O ex-jogador e atual senador Romário manifestou severas críticas à Seleção Brasileira após sua eliminação na Copa do Mundo. Em entrevista concedida à influenciadora Mari Menezes, o tetracampeão expressou sua insatisfação com o desempenho da equipe, classificando a derrota e a consequente queda para a Noruega como “o maior vexame da história do nosso futebol”. Segundo Romário, a equipe falhou em demonstrar tanto talento quanto, principalmente, atitude em campo durante o torneio.
A análise do senador não se restringiu apenas ao resultado mais recente, mas abordou um panorama mais amplo do futebol nacional. Romário ponderou que a queda de rendimento do esporte no Brasil não é um problema recente, mas sim uma questão que se arrasta há bastante tempo. Ele apontou que o país deixou de apresentar o nível técnico que era característico de gerações passadas, evidenciando uma crise de identidade e de qualidade que persiste ao longo dos últimos anos.
Ao discutir os responsáveis pelo resultado negativo no torneio mundial, Romário dividiu o peso do fracasso entre a comissão técnica e o elenco de jogadores. O senador afirmou que o treinador possui sua parcela de culpa na eliminação do Brasil, reconhecendo a importância da liderança e das decisões táticas. No entanto, ele fez questão de ressaltar que não se pode isentar os atletas da responsabilidade.
Continuando sua crítica, o ex-atacante cobrou duramente a postura e a falta de entrega dos jogadores brasileiros durante a partida decisiva, reiterando que a ausência de atitude foi um fator determinante. Para Romário, a combinação da falha técnica com a carência de empenho por parte dos atletas contribuiu diretamente para o que ele considerou um resultado vexatório, refletindo um problema mais profundo que transcende o comando técnico.
Por fim, Romário adotou uma postura drástica ao projetar o futuro do comando técnico da Seleção Brasileira.
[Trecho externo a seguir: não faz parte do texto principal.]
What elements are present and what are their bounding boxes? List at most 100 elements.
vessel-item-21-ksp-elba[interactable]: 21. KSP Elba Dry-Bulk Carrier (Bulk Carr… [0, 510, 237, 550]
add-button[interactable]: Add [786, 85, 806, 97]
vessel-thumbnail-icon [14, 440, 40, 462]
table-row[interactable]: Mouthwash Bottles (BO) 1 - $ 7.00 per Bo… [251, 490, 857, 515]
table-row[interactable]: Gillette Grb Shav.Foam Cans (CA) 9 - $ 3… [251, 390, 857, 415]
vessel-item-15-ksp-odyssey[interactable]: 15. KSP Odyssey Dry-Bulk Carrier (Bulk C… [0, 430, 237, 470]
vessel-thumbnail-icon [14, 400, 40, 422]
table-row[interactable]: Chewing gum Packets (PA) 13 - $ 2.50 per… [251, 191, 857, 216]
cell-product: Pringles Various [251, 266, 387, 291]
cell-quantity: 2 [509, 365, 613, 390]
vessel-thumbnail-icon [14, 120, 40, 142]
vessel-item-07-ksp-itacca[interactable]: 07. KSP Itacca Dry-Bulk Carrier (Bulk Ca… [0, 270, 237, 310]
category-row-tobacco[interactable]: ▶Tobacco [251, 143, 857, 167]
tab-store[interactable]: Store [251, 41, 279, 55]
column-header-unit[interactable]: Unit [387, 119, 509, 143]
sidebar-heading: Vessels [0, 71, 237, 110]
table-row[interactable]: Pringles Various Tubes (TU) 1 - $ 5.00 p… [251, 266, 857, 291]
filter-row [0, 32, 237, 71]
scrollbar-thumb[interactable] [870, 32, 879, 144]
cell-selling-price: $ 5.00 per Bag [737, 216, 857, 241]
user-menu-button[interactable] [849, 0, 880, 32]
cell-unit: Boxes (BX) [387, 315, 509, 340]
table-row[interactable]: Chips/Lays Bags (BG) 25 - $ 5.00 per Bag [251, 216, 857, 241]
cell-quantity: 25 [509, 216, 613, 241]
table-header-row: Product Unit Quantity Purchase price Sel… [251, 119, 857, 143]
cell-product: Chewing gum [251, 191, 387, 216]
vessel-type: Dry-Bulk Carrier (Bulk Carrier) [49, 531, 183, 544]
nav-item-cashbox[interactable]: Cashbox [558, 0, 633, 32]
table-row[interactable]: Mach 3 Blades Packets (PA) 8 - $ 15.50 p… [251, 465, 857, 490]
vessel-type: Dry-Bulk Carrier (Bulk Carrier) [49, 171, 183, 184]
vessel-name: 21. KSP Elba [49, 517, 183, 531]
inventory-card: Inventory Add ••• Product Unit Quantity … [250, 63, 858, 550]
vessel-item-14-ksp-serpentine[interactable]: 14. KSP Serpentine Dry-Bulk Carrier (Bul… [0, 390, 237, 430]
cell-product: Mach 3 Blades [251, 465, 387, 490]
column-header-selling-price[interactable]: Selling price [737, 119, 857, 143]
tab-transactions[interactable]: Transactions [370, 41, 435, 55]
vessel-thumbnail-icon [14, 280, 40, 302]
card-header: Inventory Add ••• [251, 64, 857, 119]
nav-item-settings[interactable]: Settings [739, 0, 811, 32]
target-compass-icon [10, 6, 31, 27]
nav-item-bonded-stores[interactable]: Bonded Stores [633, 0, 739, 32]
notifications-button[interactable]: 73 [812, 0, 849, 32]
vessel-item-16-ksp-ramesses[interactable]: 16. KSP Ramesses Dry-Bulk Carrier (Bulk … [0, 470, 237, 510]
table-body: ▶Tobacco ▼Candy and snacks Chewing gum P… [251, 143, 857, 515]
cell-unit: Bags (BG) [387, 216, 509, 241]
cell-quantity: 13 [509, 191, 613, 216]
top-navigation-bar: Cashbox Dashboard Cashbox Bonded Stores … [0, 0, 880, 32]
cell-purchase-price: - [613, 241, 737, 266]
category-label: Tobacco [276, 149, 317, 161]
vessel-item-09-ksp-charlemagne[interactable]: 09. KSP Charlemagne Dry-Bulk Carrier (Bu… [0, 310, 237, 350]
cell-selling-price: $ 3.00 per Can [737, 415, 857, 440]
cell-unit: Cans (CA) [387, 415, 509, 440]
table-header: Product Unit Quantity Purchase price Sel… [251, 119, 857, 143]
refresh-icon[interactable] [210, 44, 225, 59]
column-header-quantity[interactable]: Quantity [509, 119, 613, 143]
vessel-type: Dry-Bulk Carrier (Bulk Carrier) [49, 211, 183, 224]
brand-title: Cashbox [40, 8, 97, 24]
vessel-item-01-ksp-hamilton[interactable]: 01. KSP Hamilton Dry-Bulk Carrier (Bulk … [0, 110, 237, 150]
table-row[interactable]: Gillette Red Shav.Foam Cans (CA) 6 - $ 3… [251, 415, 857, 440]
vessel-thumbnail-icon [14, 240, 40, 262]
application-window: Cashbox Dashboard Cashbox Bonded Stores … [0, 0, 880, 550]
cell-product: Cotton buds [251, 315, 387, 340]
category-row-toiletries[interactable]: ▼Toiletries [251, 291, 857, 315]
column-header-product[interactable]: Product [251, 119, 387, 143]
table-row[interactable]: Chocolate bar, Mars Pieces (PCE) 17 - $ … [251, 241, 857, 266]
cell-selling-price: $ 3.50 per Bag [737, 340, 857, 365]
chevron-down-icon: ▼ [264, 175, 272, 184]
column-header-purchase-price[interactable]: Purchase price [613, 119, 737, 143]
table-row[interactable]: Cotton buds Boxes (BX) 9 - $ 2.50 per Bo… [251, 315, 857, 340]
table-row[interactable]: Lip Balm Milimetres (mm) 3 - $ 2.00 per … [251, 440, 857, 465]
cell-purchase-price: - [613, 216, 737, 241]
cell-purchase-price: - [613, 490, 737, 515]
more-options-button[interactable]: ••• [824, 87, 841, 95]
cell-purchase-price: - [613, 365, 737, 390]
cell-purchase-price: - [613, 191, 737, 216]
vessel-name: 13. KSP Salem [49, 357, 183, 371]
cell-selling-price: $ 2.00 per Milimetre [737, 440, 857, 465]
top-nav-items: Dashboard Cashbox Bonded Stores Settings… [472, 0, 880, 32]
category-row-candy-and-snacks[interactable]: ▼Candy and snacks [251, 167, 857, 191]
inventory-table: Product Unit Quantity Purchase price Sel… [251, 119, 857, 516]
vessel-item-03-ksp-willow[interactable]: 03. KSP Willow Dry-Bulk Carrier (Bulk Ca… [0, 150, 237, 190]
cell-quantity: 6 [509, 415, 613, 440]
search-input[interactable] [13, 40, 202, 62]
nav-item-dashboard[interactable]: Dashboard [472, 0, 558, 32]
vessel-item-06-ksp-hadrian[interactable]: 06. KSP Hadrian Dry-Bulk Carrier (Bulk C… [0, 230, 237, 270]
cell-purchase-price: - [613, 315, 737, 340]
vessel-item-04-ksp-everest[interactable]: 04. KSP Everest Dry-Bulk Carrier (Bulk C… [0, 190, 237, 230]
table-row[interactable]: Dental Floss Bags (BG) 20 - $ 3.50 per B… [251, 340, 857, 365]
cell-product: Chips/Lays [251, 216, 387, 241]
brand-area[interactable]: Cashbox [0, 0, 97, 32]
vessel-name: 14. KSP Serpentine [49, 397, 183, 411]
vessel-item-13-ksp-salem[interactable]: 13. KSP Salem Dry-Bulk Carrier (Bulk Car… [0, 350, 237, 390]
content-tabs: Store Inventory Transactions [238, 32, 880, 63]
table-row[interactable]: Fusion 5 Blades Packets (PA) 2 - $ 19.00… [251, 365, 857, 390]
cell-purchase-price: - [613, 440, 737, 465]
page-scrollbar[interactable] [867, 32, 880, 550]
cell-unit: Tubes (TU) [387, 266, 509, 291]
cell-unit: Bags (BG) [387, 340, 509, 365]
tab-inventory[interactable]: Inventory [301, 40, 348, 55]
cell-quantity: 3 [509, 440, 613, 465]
Demonstrando total insatisfação com os rumos e o planejamento atual da equipe, o parlamentar garantiu de forma categórica que, caso estivesse no cargo de presidente da Confederação Brasileira de Futebol (CBF), tomaria a medida imediata de rescindir o contrato com o técnico italiano Carlo Ancelotti, sublinhando sua visão de que uma mudança radical é necessária para o futebol do país.